In Rotorua, we went straight to our hotel and got into the hot pool there, just like we had done in Taupo. Suzie had stayed here the last time she went to Rotorua and liked it because right across the street was a rehabilitation center that also had a small spa. Our plan was to have a soak, go get dinner, walk to the spa, have a massage then go to bed!! We didn’t need the car, there were dozens of restaurants right around the corner.
The spa was an old WWII hospital built by the Americans for the soldiers injured in the war. It was now primarily used for patients with arthritis, as the mineral springs hot pools in the hospital were very good for their recuperation. I was told to soak in their hot mineral pool for fifteen minutes, then come and get on the table. I asked Mary, my masseuse, to work on my shoulder and on my hips which were really bothering me since my long hike.

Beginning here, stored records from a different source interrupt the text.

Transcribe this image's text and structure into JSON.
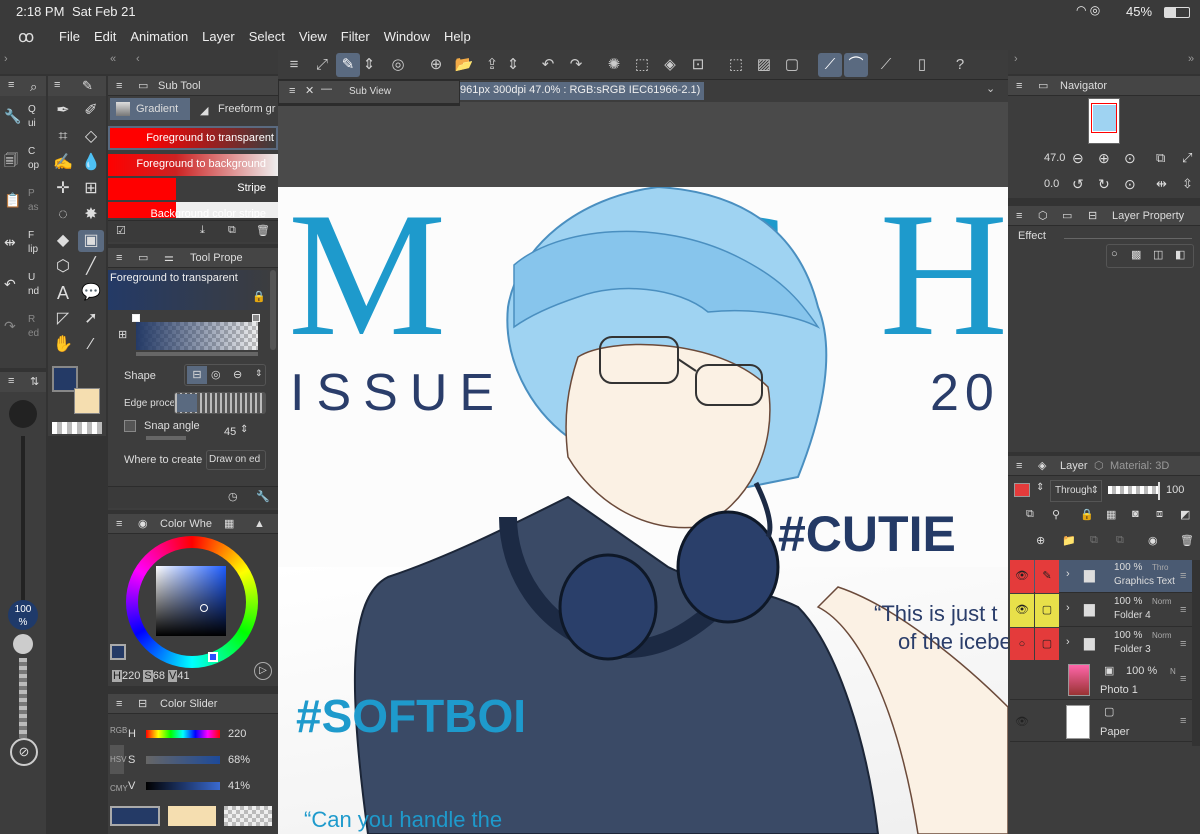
{
  "status": {
    "time": "2:18 PM",
    "date": "Sat Feb 21",
    "battery": "45%"
  },
  "menu": [
    "File",
    "Edit",
    "Animation",
    "Layer",
    "Select",
    "View",
    "Filter",
    "Window",
    "Help"
  ],
  "left_quick": {
    "items": [
      {
        "letter": "Q",
        "sub": "ui"
      },
      {
        "letter": "C",
        "sub": "op"
      },
      {
        "letter": "P",
        "sub": "as"
      },
      {
        "letter": "F",
        "sub": "lip"
      },
      {
        "letter": "U",
        "sub": "nd"
      },
      {
        "letter": "R",
        "sub": "ed"
      }
    ]
  },
  "brush_size": {
    "value": "100",
    "unit": "%"
  },
  "subtool": {
    "title": "Sub Tool",
    "tabs": [
      "Gradient",
      "Freeform gr"
    ],
    "items": [
      "Foreground to transparent",
      "Foreground to background",
      "Stripe",
      "Background color stripe"
    ]
  },
  "subview": {
    "title": "Sub View"
  },
  "doc_info": "961px 300dpi 47.0% : RGB:sRGB IEC61966-2.1)",
  "tool_property": {
    "title": "Tool Prope",
    "name": "Foreground to transparent",
    "shape_label": "Shape",
    "edge_label": "Edge proces",
    "snap_label": "Snap angle",
    "snap_value": "45",
    "where_label": "Where to create",
    "where_value": "Draw on ed"
  },
  "color_wheel": {
    "title": "Color Whe",
    "h": "220",
    "s": "68",
    "v": "41",
    "h_label": "H",
    "s_label": "S",
    "v_label": "V"
  },
  "color_slider": {
    "title": "Color Slider",
    "h_label": "H",
    "h_value": "220",
    "s_label": "S",
    "s_value": "68%",
    "v_label": "V",
    "v_value": "41%",
    "tabs": [
      "RGB",
      "HSV",
      "CMY"
    ]
  },
  "colors": {
    "main": "#243a66",
    "sub": "#f5deb0"
  },
  "navigator": {
    "title": "Navigator",
    "zoom": "47.0",
    "rotate": "0.0"
  },
  "layer_property": {
    "title": "Layer Property",
    "effect_label": "Effect"
  },
  "layer_panel": {
    "tabs": [
      "Layer",
      "Material: 3D"
    ],
    "blend": "Through",
    "opacity": "100",
    "layers": [
      {
        "pct": "100 %",
        "mode": "Thro",
        "name": "Graphics Text",
        "type": "folder"
      },
      {
        "pct": "100 %",
        "mode": "Norm",
        "name": "Folder 4",
        "type": "folder"
      },
      {
        "pct": "100 %",
        "mode": "Norm",
        "name": "Folder 3",
        "type": "folder"
      },
      {
        "pct": "100 %",
        "mode": "N",
        "name": "Photo 1",
        "type": "photo"
      },
      {
        "pct": "",
        "mode": "",
        "name": "Paper",
        "type": "paper"
      }
    ]
  },
  "artwork": {
    "big_title": "M CH",
    "issue": "ISSUE",
    "year": "20",
    "hashtag1": "#CUTIE",
    "quote1_l1": "“This is just t",
    "quote1_l2": "of the icebe",
    "hashtag2": "#SOFTBOI",
    "quote2": "“Can you handle the"
  }
}
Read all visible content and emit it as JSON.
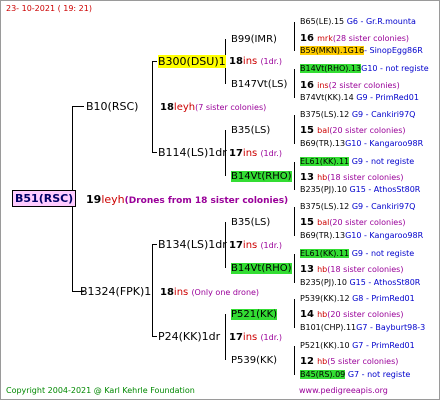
{
  "header_date": "23- 10-2021 ( 19: 21)",
  "footer": {
    "copyright": "Copyright 2004-2021 @ Karl Kehrle Foundation",
    "site": "www.pedigreeapis.org"
  },
  "root": {
    "label": "B51(RSC)",
    "num": "19",
    "suffix": "leyh",
    "note": "(Drones from 18 sister colonies)"
  },
  "gen1": [
    {
      "label": "B10(RSC)",
      "num": "18",
      "suffix": "leyh",
      "note": "(7 sister colonies)"
    },
    {
      "label": "B1324(FPK)1",
      "num": "18",
      "suffix": "ins",
      "note": "(Only one drone)"
    }
  ],
  "gen2": [
    {
      "label": "B300(DSU)1",
      "num": "18",
      "suffix": "ins",
      "note": "(1dr.)"
    },
    {
      "label": "B114(LS)1dr",
      "num": "17",
      "suffix": "ins",
      "note": "(1dr.)"
    },
    {
      "label": "B134(LS)1dr",
      "num": "17",
      "suffix": "ins",
      "note": "(1dr.)"
    },
    {
      "label": "P24(KK)1dr",
      "num": "17",
      "suffix": "ins",
      "note": "(1dr.)"
    }
  ],
  "gen3": [
    {
      "label": "B99(IMR)",
      "num": "16",
      "suffix": "mrk",
      "note": "(28 sister colonies)"
    },
    {
      "label": "B147Vt(LS)",
      "num": "16",
      "suffix": "ins",
      "note": "(2 sister colonies)"
    },
    {
      "label": "B35(LS)",
      "num": "15",
      "suffix": "bal",
      "note": "(20 sister colonies)"
    },
    {
      "label": "B14Vt(RHO)",
      "num": "13",
      "suffix": "hb",
      "note": "(18 sister colonies)"
    },
    {
      "label": "B35(LS)",
      "num": "15",
      "suffix": "bal",
      "note": "(20 sister colonies)"
    },
    {
      "label": "B14Vt(RHO)",
      "num": "13",
      "suffix": "hb",
      "note": "(18 sister colonies)"
    },
    {
      "label": "P521(KK)",
      "num": "14",
      "suffix": "hb",
      "note": "(20 sister colonies)"
    },
    {
      "label": "P539(KK)",
      "num": "12",
      "suffix": "hb",
      "note": "(5 sister colonies)"
    }
  ],
  "gen4": [
    {
      "label": "B65(LE).15",
      "info": "G6 - Gr.R.mounta"
    },
    {
      "label": "B59(MKN).1G16",
      "info": "- SinopEgg86R"
    },
    {
      "label": "B14Vt(RHO).13",
      "info": "G10 - not registe"
    },
    {
      "label": "B74Vt(KK).14",
      "info": "G9 - PrimRed01"
    },
    {
      "label": "B375(LS).12",
      "info": "G9 - Cankiri97Q"
    },
    {
      "label": "B69(TR).13",
      "info": "G10 - Kangaroo98R"
    },
    {
      "label": "EL61(KK).11",
      "info": "G9 - not registe"
    },
    {
      "label": "B235(PJ).10",
      "info": "G15 - AthosSt80R"
    },
    {
      "label": "B375(LS).12",
      "info": "G9 - Cankiri97Q"
    },
    {
      "label": "B69(TR).13",
      "info": "G10 - Kangaroo98R"
    },
    {
      "label": "EL61(KK).11",
      "info": "G9 - not registe"
    },
    {
      "label": "B235(PJ).10",
      "info": "G15 - AthosSt80R"
    },
    {
      "label": "P539(KK).12",
      "info": "G8 - PrimRed01"
    },
    {
      "label": "B101(CHP).11",
      "info": "G7 - Bayburt98-3"
    },
    {
      "label": "P521(KK).10",
      "info": "G7 - PrimRed01"
    },
    {
      "label": "B45(RS).09",
      "info": "G7 - not registe"
    }
  ],
  "colors": {
    "root_bg": "#ffccff",
    "yellow": "#ffff00",
    "green": "#33dd33",
    "orange": "#ffcc00",
    "info_blue": "#0000cc",
    "red": "#cc0000"
  }
}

She was awesome and I felt so relaxed, I was thrilled that all I had to do was put on dry clothes, walk across the street and fall into bed. Before I went home though, I had to pay for my treatment. The woman at the desk and I started talking and she said something about being a widow. We talked about how we both had been coping. Her husband had died four years ago, and she was still having a very tough time. When you belong to that sad club, it’s like there’s a shorthand and you just immediately understand each other. I think it must be like war veteran’s that only talk about the war to other veterans. Unless you’ve been there, you just can’t understand. You can empathize, but you can’t imagine living it every day. Why would you want to? I felt like we helped each other and I was so glad we had met. It was a great way to end the night.